Bread hydration varies widely. The "standard" bread using all-purpose (plain) flour has a ratio of water to flour weight (hydration) 60-65%. Flour with a higher protein level, labelled as bread, strong, or high-gluten, tend to use 65% hydration. Ciabatta and rustic breads generally use more water than normal. The extra water gives them more large, uneven holes in the interior of the bread (called the crumb), and generally leads to a higher-rising bread. These wetter doughs are often referred to as "slack" doughs in baker's parlance.

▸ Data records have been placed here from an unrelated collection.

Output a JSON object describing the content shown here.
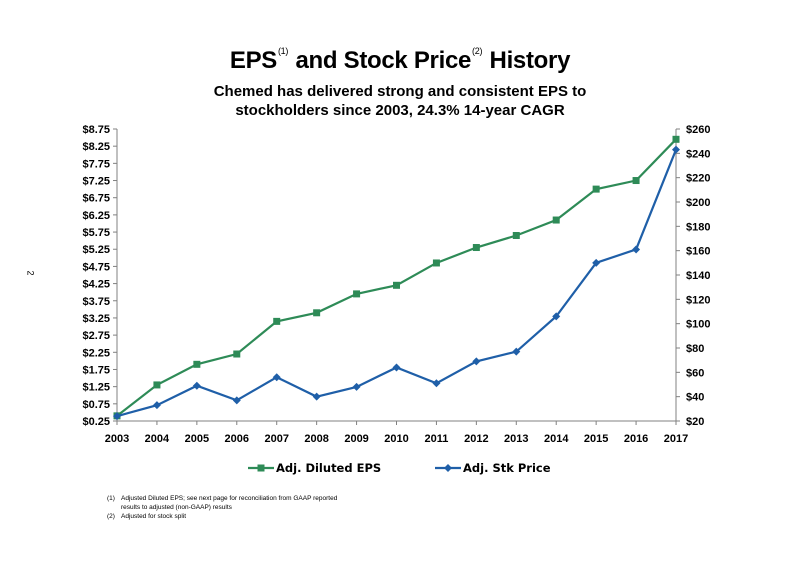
{
  "header": {
    "title_eps": "EPS",
    "title_note1": "(1)",
    "title_mid": "and Stock Price",
    "title_note2": "(2)",
    "title_end": "History",
    "subtitle_line1": "Chemed has delivered strong and consistent EPS to",
    "subtitle_line2": "stockholders since 2003, 24.3% 14-year CAGR"
  },
  "page_number": "2",
  "footnotes": [
    {
      "num": "(1)",
      "text": "Adjusted Diluted EPS; see next page for reconciliation from GAAP reported"
    },
    {
      "num": "",
      "text": "results to adjusted (non-GAAP) results"
    },
    {
      "num": "(2)",
      "text": "Adjusted for stock split"
    }
  ],
  "chart_data": {
    "type": "line",
    "x": [
      "2003",
      "2004",
      "2005",
      "2006",
      "2007",
      "2008",
      "2009",
      "2010",
      "2011",
      "2012",
      "2013",
      "2014",
      "2015",
      "2016",
      "2017"
    ],
    "series": [
      {
        "name": "Adj. Diluted EPS",
        "axis": "left",
        "color": "#2e8b57",
        "marker": "square",
        "values": [
          0.4,
          1.3,
          1.9,
          2.2,
          3.15,
          3.4,
          3.95,
          4.2,
          4.85,
          5.3,
          5.65,
          6.1,
          7.0,
          7.25,
          8.45
        ]
      },
      {
        "name": "Adj. Stk Price",
        "axis": "right",
        "color": "#1f5fa8",
        "marker": "diamond",
        "values": [
          24,
          33,
          49,
          37,
          56,
          40,
          48,
          64,
          51,
          69,
          77,
          106,
          150,
          161,
          243
        ]
      }
    ],
    "left_axis": {
      "ylim": [
        0.25,
        8.75
      ],
      "ticks": [
        "$0.25",
        "$0.75",
        "$1.25",
        "$1.75",
        "$2.25",
        "$2.75",
        "$3.25",
        "$3.75",
        "$4.25",
        "$4.75",
        "$5.25",
        "$5.75",
        "$6.25",
        "$6.75",
        "$7.25",
        "$7.75",
        "$8.25",
        "$8.75"
      ]
    },
    "right_axis": {
      "ylim": [
        20,
        260
      ],
      "ticks": [
        "$20",
        "$40",
        "$60",
        "$80",
        "$100",
        "$120",
        "$140",
        "$160",
        "$180",
        "$200",
        "$220",
        "$240",
        "$260"
      ]
    },
    "legend_position": "bottom",
    "grid": false
  }
}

Here are a couple sample hydrations from Hammelman's bread baking:
- Baguettes with poolish, 66% hydration, all bread flour
- Ciabatta, 73% hydration, all bread flour
- Pain Rustique (rustic bread), 69% hydration, all bread flour
- Country Bread, 68% hydration, all bread flour
- Roasted Potato bread, 61% hydration, 85% bread flour / 15% whole wheat flour / 25% roasted potatoes
- Whole wheat bread, 68% hydration, 50/50 whole wheat and bread flour
- Semolina (Durum) bread, 62% hydration, 50/50 durum and bread flours
Mind you, it is quite possible to make a bread with even higher water content, if one is a skilled baker. Wetter breads (70% hydration and up) generally cannot be hand-kneaded normally, and require a mechanical mixer, stretch-and-fold kneading with a spatula, or autolysis. Autolysis is when you mix water and flour before adding yeast, and then allow it to sit. This allows enzymes in the flour to develop gluten before the rising begins, and can supplement or replace normal kneading.

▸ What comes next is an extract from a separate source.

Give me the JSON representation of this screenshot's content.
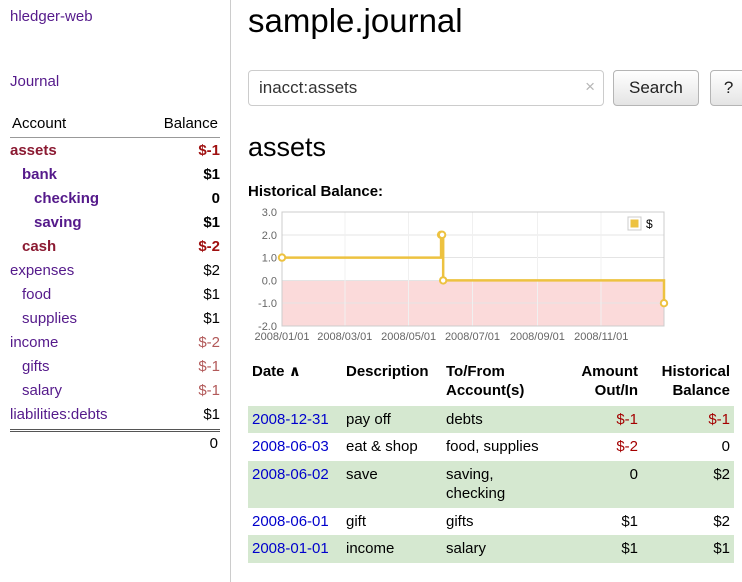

Another approach, called double-hydration, is to add only part of the water before kneading. This allows you to knead the bread to develop gluten structure before it becomes too wet to knead.
For extremely wet breads, these methods may all be combined. I'm looking right now at a double-hydration, mechanically mixed, autolyzed, poolish-using ciabatta recipe that sits at 76% hydration.